Namun apalah daya berapa kali Kiai Fawaid minta izin berulang kali Kiai As'ad
tidak memberi izin. Kiai As'ad mengatakan dengan tegas "untuk urusan
keilmuan di sini sudah ada pakarnya, yaitu Khofi (Khofi adalah nama kecil Kiai
Afifuddin Muhajir), habiskan ilmunya Khofi, sudah cukup".
Sejak saat itulah Kiai Fawaid As'ad ngaji secara privat kepada Kiai Afifuddin Muhajir. Rekomendasi dari Kiai As'ad ini tak bisa dipandang sebelah mata. Mengingat beliau tak akan mudah memberi "sertifikasi" kepada seseroang kecuali orang tersebut memang memiliki kualifikasi yang baik dalam hal keilmuan, spritual dan segala hal.
Dalam banyak even, Kiai As'ad sering melibatkan kiai Afif
muda. Misalnya ketika Munas dan Muktamar NU di Sukorejo. Teks deklarasi
hubungan Islam dan Pancasila yang beredar saat ini merupakan hasil tulisan
tangan Kiai Afif yang didekte langsung oleh Kiai As'ad dan kiai yang lain.
Pada waktu pendirian Ma'had Aly, Kiai Afif adalah satu kiai yang
ditunjuk untuk menjadi tim pendirian. Tim itu berisi Kiai Hasan Basri Lc, Kiai
Abdul Wahid Zaini, Kiai Nadhir Muhammad, Kiai dan Kiai Yusuf Muhammad. Sampai
saat ini beliau aktif sebagai Masyayikh dan pengajar usul fikih di lembaga
warisan Kiai As'ad tersebut.
Dari segi penampilan, Kiai Sahal dan Kiai Afif sama-sama
bernampilan biasa, pakai sarung, batik dan kopyah atau songkok. Ia tak suka
menggunakan aksesoris kiai seperti serban, imamah, jubah atau tasbih panjang.
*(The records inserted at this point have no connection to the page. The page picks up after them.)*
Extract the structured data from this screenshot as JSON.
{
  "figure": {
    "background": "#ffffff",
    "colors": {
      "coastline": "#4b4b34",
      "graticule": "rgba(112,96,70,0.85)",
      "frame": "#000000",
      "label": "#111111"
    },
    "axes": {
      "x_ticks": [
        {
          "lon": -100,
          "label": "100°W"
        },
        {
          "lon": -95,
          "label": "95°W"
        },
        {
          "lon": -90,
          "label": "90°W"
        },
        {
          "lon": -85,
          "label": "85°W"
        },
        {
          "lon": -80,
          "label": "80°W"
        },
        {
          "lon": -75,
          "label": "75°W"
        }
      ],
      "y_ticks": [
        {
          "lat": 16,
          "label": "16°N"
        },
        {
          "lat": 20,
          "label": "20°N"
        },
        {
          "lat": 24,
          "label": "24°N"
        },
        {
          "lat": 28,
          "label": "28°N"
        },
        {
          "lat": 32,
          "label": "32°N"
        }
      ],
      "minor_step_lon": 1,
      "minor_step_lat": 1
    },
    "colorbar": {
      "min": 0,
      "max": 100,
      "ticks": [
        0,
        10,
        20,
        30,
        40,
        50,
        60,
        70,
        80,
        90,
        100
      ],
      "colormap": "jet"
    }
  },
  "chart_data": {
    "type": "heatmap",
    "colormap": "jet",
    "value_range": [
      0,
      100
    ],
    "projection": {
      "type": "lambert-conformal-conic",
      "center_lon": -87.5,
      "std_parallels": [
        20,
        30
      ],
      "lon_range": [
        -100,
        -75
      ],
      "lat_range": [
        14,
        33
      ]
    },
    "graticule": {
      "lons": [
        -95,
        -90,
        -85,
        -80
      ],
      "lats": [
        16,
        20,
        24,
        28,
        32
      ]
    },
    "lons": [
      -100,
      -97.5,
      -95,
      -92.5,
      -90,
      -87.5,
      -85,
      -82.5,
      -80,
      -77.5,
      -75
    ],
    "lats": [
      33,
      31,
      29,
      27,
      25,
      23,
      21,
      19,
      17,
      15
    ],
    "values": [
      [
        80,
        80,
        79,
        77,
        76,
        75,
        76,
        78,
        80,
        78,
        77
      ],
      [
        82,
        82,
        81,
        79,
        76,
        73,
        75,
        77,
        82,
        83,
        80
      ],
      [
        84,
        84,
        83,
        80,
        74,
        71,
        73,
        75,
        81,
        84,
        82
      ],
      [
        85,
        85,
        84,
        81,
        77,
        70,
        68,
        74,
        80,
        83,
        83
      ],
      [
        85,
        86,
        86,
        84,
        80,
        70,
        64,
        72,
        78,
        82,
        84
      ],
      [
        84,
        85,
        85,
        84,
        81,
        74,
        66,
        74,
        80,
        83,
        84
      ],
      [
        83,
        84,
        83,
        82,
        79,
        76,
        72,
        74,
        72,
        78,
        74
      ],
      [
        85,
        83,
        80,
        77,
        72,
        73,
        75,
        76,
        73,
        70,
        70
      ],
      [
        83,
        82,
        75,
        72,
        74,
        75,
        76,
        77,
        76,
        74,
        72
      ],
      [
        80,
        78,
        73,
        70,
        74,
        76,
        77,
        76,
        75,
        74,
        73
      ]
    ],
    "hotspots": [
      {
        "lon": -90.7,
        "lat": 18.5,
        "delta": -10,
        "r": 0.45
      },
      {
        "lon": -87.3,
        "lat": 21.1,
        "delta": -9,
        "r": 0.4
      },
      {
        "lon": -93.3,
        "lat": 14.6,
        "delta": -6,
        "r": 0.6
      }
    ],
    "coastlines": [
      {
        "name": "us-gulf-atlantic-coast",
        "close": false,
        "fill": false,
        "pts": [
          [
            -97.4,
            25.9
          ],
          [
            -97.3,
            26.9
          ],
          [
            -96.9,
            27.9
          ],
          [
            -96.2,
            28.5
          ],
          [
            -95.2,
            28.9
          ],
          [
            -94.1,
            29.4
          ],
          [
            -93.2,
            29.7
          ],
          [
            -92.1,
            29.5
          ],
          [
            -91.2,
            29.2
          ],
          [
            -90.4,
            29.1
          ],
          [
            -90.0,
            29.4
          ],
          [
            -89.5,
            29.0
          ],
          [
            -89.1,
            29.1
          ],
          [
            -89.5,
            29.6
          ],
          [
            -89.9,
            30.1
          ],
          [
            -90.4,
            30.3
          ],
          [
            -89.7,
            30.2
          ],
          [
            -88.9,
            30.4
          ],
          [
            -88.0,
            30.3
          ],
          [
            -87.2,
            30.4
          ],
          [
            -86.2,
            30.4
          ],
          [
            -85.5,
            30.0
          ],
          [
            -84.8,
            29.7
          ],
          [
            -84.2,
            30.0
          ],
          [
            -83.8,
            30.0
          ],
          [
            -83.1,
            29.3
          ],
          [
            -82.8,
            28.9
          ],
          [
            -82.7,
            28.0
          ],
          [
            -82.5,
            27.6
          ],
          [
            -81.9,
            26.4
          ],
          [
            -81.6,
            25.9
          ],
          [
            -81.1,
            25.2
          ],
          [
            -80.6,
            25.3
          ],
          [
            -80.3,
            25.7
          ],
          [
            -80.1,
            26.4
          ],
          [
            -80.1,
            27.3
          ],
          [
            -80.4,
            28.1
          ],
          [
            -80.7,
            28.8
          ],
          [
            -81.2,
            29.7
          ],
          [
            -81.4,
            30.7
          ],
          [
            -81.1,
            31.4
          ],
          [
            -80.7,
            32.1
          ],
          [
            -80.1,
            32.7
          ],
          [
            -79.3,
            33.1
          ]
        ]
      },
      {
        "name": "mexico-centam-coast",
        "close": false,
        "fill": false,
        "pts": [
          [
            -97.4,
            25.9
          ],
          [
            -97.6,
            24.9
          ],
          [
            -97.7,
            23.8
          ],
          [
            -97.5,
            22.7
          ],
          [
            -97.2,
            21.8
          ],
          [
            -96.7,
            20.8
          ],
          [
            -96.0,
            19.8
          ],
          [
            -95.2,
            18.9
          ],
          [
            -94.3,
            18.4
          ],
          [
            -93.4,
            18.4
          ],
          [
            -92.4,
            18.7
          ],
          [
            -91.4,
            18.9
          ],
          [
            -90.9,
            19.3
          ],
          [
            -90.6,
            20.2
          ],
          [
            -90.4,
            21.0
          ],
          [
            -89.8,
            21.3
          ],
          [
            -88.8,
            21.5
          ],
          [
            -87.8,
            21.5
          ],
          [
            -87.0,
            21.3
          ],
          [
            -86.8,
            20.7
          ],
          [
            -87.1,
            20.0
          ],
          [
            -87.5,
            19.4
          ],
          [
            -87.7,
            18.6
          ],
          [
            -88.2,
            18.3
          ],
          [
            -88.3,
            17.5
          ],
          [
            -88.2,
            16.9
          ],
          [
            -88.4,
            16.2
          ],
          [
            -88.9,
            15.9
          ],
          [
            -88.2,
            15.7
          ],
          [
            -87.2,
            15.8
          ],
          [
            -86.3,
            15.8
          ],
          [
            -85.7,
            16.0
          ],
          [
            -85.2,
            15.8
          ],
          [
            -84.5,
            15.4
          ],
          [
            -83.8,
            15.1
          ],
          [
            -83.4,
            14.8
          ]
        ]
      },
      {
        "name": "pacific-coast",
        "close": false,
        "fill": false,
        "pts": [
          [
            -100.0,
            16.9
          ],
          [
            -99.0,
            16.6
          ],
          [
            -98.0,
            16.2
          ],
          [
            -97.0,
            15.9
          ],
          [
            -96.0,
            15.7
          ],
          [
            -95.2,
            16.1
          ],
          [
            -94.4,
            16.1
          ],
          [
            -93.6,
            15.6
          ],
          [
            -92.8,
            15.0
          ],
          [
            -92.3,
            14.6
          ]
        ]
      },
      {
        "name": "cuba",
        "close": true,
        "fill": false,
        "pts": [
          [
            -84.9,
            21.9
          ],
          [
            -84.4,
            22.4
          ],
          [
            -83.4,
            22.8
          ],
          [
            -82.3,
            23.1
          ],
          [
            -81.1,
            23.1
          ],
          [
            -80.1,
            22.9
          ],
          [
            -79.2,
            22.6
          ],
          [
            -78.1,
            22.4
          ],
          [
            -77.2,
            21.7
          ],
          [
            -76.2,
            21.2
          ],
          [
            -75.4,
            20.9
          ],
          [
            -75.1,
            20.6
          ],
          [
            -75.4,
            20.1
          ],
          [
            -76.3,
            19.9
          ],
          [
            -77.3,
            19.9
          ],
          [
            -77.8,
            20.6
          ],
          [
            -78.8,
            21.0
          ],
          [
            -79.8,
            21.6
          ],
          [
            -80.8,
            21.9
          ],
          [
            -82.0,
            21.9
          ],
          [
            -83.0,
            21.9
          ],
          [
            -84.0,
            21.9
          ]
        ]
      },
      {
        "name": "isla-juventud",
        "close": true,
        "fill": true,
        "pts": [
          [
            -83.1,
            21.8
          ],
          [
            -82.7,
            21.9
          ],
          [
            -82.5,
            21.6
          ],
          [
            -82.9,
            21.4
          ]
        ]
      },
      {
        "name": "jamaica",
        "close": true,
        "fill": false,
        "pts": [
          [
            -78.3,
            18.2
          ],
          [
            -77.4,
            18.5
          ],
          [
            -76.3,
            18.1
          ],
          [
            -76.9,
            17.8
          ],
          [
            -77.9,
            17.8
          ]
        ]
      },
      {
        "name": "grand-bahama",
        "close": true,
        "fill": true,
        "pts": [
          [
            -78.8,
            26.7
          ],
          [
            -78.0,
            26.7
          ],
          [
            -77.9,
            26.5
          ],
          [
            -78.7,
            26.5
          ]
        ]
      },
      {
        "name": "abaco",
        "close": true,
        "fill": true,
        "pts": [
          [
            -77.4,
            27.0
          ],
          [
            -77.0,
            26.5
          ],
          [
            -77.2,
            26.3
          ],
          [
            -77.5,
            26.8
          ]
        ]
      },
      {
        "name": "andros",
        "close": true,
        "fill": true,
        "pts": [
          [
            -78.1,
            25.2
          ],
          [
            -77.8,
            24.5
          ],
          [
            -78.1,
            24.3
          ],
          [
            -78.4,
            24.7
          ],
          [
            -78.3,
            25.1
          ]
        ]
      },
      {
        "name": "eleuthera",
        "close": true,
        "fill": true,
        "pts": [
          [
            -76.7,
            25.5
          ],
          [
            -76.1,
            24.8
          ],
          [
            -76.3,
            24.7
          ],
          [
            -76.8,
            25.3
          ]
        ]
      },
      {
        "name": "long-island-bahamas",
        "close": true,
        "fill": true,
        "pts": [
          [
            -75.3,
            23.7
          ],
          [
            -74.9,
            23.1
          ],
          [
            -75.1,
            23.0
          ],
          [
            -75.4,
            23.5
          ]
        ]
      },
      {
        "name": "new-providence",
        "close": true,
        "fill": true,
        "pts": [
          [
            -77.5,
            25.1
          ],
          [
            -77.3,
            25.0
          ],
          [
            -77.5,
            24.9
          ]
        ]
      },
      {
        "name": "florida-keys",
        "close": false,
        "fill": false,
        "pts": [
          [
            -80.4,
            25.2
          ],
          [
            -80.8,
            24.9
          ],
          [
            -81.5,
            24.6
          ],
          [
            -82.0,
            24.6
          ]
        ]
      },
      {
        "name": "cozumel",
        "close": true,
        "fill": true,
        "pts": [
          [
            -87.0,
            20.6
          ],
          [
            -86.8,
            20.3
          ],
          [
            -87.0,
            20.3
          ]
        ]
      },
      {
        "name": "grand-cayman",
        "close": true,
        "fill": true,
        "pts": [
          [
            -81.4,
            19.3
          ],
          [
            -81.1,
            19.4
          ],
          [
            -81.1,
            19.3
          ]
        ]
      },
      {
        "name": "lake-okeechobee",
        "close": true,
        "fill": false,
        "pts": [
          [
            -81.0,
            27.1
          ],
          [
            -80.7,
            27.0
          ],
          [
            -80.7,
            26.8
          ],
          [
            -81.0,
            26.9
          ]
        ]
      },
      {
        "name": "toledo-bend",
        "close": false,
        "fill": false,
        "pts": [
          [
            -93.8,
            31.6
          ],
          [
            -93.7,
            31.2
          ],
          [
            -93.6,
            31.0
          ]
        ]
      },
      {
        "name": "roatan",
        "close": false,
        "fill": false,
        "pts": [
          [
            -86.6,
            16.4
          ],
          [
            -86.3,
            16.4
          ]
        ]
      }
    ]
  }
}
Banyak cerita yang beredar tidak sedikit orang salah paham. Mereka mencium
tangan khadamnya ketimbang kedua kiai NU itu. Karena secara penampilan keduanya
sangat sederhana.
Kiai Sahal dan Kiai Afif juga tipikal kiai yang tak suka
banyak bicara. Beliau berdua dikenal irit bicara termasuk soal fatwa. Alkisah
ada satu rombongan sowan ke kediaman Kiai Sahal, setelah diterima dengan ramah
mereka menyampaikan maksud kunjungannya, yaitu ingin minta fatwa soal kasus
Syiah, setelah mendengar itu Kiai Sahal masuk ke ruangan pribadinya dan tak
keluar lagi. Akhirnya rombongan pulang tanpa membawa fatwa. Kiai Afif pun
demikian suatu saat ada sejumlah orang minta fatwa beliau soal LDII setelah
menyimak pertanyaan mereka, kiai Afif menjawab dengan halus dan nada yang khas,
"saya tak tahu! ".
Hari ini 20 Mei, Kiai Afifuddin Muhajir, kiai kebanggaan kita
itu ulang tahun. Mari doakan agar beliau sehat, panjang umur dan bisa menulis
kitab-kitab yang memudahkan, utamanya dalam bidang usul fikih. Dan untuk Kiai
Sahal semoga Allah mengampuni segala khilafnya dan menerima segala amal
baiknya.
Salam baik
- Ahmad Husain Fahasbu santri PP. Salafiyah Syafi'iyah Sukorejo, santri yang tak tertarik mencium bau surga dari Jakarta.